Specific Treatment of Indigestion

If the cause of indigestion can be identified, treatment of indigestion should be directed to correct the cause if possible. If the cause can not be identified, treatment has to be symptomatic and based on general principle of management.The common causes of indigestion are GERD (gastro-esophageal acid reflux disease) and functional dyspepsia (can not be treated satisfactorily unlike GERD).
 

Treatment of GERD:

Treatment of gastro-esophageal acid reflux disease should be started with PPI (proton pump inhibitor) drugs like omeprazole, pentoprazole, lansoprazole etc. PPIs are the first line and most effective drugs in treatment of GERD. Less potent but useful drugs are histamine H2 antagonists such as cimetidine, ranitidine, famotidine etc. and these drugs are generally used for treatment of mild to moderate GERD. If GERD is severe, proton pump inhibitors must be used and for very long duration. Patient can be put on histamine H2 antagonists such as cimetidine, ranitidine if treatment with PPI is giving good response. Combination therapy with a proton pump inhibitor and an H2 antagonist are not required but has been proposed for some refractory cases.
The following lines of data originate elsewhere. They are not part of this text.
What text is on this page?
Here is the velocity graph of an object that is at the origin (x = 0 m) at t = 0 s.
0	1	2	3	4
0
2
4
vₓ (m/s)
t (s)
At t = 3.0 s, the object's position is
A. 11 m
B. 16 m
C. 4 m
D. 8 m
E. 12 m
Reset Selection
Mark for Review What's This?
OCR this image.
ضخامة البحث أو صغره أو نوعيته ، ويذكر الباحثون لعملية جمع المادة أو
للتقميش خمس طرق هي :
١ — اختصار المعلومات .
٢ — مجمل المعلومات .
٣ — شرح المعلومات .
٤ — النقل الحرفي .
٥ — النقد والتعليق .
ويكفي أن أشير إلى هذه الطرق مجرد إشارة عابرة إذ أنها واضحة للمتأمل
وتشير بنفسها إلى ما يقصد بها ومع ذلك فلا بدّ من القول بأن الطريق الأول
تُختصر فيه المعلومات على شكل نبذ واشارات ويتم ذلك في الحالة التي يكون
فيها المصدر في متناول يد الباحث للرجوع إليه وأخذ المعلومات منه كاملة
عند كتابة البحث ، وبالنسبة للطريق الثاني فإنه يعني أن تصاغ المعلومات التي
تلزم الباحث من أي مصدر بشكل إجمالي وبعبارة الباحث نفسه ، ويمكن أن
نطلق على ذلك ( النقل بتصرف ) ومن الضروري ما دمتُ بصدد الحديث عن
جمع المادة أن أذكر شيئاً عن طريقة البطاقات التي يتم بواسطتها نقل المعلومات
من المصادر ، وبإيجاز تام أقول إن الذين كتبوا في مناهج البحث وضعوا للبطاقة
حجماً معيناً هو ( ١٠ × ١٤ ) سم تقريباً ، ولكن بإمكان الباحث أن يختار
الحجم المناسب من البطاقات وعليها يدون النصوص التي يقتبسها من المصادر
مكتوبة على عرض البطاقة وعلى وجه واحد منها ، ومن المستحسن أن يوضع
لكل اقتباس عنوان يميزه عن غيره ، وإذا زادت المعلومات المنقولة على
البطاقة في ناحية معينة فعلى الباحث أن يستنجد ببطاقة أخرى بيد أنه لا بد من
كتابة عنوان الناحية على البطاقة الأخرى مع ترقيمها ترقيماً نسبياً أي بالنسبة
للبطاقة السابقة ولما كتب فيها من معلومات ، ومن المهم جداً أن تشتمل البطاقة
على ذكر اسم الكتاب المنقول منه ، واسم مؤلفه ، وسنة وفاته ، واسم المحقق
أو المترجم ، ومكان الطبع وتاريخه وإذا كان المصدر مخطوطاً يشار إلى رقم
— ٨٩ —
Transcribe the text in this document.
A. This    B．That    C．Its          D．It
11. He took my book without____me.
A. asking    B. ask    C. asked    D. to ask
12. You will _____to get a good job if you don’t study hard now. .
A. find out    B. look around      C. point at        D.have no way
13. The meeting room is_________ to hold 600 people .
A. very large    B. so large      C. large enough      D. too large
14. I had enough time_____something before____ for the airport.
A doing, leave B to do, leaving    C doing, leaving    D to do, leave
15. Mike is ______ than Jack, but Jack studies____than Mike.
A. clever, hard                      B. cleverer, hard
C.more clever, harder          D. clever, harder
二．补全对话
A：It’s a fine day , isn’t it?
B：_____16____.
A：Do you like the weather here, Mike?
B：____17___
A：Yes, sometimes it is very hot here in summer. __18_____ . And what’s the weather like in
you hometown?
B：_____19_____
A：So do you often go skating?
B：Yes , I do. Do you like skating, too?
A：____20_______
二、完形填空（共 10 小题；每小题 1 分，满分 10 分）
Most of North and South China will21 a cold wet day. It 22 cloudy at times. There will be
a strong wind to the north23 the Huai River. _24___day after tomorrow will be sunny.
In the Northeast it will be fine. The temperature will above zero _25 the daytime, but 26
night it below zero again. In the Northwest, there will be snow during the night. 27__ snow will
Eradication of H. pylori may also be required and helpful in many cases of indigestion as H. pylori is one of the causative factors of peptic ulcer and peptic ulcer is a common cause of indigestion. Many combination drugs are available for eradication of H. pylori. Most of the combinations include 10–14 days of a proton pump inhibitor with 2 antibiotics like metronidazole, clarithromycin and amoxicillin (any two of these three antibiotics). Eradication of H. pylori infection is associated with reduced prevalence of GERD, especially in the elderly patients.